No “God is dead” here, although the marriage often comes very close to being disbanded. The crisis between man and God we observe all over the Biblical texts seems to be an essential part of the Scripture. In fact, most of their relation seems to consist of these crises. As demonstrated, the prophets played a very important role in this, not so much as enforcers of obedience and piety but as mediators in a difficult and ongoing marriage. Hosea, Jeremiah and Ezekiel further developed this relation by adding various images and additional content. They saw Israel’s history as the story of a woman who was married and then betrayed her spouse, while God’s role in this story is that of a betrayed husband who is torn between the feelings of shame and disgrace, brought upon him by his faithless wife. This causes a fierce desire for revenge, but at the same time the husband also retains a strong love for his wife, impelling him to search for any means to bring her back to him. For Israel, loyalty is based on pay. In literary terms, the Israelites relate to God as a supplier of material goods, and when he seems to have disappointed them they turn to other gods.
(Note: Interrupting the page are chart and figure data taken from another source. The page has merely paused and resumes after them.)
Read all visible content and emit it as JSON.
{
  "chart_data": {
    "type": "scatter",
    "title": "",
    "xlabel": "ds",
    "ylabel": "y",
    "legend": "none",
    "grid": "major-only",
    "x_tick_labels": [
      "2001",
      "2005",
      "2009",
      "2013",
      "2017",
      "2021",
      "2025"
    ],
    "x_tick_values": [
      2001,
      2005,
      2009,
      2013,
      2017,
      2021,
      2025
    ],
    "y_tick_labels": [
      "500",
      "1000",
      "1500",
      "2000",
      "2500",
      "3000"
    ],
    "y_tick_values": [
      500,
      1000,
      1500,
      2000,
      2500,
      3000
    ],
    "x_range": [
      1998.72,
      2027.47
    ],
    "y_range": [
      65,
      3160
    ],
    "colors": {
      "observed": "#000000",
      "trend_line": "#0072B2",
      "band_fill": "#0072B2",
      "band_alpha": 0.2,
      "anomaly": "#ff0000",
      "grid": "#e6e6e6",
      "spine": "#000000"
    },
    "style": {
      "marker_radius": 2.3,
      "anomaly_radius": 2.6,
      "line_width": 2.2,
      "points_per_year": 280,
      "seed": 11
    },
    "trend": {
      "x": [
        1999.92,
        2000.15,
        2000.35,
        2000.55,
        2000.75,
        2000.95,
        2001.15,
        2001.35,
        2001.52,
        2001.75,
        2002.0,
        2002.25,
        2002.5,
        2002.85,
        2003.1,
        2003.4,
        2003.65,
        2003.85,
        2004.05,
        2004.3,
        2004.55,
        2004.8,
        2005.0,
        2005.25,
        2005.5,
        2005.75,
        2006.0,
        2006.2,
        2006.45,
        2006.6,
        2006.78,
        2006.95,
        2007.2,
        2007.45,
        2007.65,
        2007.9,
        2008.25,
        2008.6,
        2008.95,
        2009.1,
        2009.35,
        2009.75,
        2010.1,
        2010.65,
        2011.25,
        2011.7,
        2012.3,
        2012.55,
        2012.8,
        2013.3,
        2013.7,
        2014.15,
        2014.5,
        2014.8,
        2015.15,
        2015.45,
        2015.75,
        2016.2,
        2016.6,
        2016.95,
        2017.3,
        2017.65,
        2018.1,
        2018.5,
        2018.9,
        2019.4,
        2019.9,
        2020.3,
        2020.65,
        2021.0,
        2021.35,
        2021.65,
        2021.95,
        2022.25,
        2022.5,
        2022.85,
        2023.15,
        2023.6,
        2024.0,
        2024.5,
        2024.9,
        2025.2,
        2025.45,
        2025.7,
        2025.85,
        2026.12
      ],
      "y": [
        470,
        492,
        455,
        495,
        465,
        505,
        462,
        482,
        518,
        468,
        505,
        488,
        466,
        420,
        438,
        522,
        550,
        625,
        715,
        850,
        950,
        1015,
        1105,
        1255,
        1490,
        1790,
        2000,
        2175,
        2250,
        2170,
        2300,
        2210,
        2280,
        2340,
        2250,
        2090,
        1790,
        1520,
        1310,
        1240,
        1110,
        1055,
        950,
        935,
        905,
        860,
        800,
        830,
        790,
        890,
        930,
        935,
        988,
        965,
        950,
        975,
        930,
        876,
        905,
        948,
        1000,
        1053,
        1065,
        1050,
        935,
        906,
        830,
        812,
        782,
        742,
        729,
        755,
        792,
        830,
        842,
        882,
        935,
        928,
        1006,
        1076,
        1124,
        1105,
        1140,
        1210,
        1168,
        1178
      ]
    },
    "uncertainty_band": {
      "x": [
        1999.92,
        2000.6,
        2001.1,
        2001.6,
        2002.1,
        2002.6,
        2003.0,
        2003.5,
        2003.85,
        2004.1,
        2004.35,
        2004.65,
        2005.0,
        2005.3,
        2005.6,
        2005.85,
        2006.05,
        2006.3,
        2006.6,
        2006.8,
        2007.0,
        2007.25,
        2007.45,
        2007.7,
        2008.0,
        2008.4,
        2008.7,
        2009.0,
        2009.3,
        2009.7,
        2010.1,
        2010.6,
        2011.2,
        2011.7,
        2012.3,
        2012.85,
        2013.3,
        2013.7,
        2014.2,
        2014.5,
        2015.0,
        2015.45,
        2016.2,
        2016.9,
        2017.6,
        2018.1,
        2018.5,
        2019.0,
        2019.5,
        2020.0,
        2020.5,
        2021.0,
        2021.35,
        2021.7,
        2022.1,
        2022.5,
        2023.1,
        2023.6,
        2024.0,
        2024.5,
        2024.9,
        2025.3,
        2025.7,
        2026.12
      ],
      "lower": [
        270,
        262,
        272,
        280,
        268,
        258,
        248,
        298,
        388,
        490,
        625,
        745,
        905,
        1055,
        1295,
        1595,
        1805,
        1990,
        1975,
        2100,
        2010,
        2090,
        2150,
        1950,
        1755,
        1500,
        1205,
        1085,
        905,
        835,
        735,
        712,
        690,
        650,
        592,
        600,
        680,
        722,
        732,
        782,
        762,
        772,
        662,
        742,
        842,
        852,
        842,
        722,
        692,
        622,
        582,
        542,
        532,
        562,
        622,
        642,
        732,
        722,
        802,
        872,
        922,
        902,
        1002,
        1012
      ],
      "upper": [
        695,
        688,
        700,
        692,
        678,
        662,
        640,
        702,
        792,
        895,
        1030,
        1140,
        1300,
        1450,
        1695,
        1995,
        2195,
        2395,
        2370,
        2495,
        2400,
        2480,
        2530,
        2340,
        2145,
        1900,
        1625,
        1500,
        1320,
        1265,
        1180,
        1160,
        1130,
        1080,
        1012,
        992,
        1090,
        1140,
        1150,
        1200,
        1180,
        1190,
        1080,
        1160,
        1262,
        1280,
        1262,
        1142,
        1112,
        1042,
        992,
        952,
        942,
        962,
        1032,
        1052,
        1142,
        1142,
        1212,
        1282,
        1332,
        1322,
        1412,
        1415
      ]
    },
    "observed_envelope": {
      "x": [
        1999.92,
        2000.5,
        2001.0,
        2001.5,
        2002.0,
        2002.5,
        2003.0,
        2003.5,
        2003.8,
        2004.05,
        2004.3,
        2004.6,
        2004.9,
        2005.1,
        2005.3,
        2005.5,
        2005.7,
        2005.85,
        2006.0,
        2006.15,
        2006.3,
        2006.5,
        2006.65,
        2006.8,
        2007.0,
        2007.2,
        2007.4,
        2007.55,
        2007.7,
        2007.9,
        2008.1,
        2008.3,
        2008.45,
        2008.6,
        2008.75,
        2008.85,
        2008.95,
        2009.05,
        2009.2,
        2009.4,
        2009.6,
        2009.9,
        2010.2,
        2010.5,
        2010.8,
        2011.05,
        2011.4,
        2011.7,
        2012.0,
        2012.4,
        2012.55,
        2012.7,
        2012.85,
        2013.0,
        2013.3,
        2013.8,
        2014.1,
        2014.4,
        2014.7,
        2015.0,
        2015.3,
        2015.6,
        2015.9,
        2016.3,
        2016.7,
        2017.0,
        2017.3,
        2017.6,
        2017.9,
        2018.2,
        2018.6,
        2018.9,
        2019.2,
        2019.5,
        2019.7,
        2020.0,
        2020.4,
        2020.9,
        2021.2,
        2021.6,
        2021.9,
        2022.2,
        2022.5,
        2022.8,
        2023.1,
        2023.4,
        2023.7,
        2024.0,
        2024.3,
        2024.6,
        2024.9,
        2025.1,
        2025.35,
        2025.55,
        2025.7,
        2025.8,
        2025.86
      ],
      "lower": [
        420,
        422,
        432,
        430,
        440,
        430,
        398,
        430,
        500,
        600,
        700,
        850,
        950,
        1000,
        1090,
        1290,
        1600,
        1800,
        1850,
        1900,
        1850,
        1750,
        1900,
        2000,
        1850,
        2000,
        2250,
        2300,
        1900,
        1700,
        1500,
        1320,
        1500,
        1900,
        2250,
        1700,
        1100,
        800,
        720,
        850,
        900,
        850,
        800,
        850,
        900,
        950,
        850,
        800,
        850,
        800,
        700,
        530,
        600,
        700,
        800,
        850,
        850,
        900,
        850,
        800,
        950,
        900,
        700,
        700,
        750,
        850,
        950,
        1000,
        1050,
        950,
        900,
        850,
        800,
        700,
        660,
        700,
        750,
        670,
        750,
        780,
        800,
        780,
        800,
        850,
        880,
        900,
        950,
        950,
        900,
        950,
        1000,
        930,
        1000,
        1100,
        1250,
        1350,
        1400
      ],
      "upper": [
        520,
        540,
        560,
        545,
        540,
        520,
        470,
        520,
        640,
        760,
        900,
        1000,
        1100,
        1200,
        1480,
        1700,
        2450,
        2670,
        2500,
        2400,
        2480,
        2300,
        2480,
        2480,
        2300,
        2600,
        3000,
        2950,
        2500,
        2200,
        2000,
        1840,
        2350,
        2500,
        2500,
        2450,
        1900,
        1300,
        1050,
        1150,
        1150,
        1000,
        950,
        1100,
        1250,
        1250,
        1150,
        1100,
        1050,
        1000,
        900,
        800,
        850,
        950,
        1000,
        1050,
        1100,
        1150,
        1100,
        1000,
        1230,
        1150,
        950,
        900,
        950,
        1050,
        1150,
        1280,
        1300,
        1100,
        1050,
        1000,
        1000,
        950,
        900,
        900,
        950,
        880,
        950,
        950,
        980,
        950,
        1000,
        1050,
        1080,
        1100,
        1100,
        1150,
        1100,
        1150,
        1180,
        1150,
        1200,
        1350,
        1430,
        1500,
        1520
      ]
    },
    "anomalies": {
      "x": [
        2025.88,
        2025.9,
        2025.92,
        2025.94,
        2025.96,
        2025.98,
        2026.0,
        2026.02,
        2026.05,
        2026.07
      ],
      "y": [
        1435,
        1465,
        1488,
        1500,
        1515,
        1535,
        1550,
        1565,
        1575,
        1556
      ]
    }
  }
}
The modern believer, often even more an avant-garde modernist than his contemporary non-believers, will no doubt protest. He will say: “Isn’t anthropomorphism something very problematic?” Assuming that God has even one face is already a huge theological obstacle, but an endless amount of faces? To us, rational people, this is supposed to be unthinkable unless it comes in the guise of myth or entertainment, but we can’t be expected to take it serious, can we? The historically sophisticated exegete of today will even caricature it as something that belonged to the primitive societies. No no no! Monotheism did away with all of that nonsense! Or didn’t it?

It is the difference between modern and other understandings of religion. The modern mind thinks in term of functions, a classical mind thinks in terms of agency. Everything has a responsible agent, a god or a metaphysical principle to justify its existence.

Everyone who sees God or the gods describes a different face, different attributes of the divine person or persons. Obviously everyone sees and describes that set of traits most congenial to his own spirit. This is not to say that he creates his own image of God; rather, each prophet sees what he can of the infinite spectrum of the divine self. The divine young hero serves to the prophets of an ever wandering people as an essential meaning-endowing figure that shapes the way both God and humans relate to each other, the way God relates to other gods, and the way we relate to other people.

If there is one conclusion we can make, it is that there is a tension at work in the heart of both our and God’s humanness. Although both of the main characters in this historical narrative resemble each other more than they would admit, there is also an irresolvable disproportionality between their respective roles. The tension between these two characters can lead to some serious drama, that can absorb a great deal of the world we inhabit, if not all. This interpersonal drama modern people are so eager to ignore in favor of their image of a rigid father-figure, may just be the source of the creative dynamism of both Biblical monotheism and our own humanness.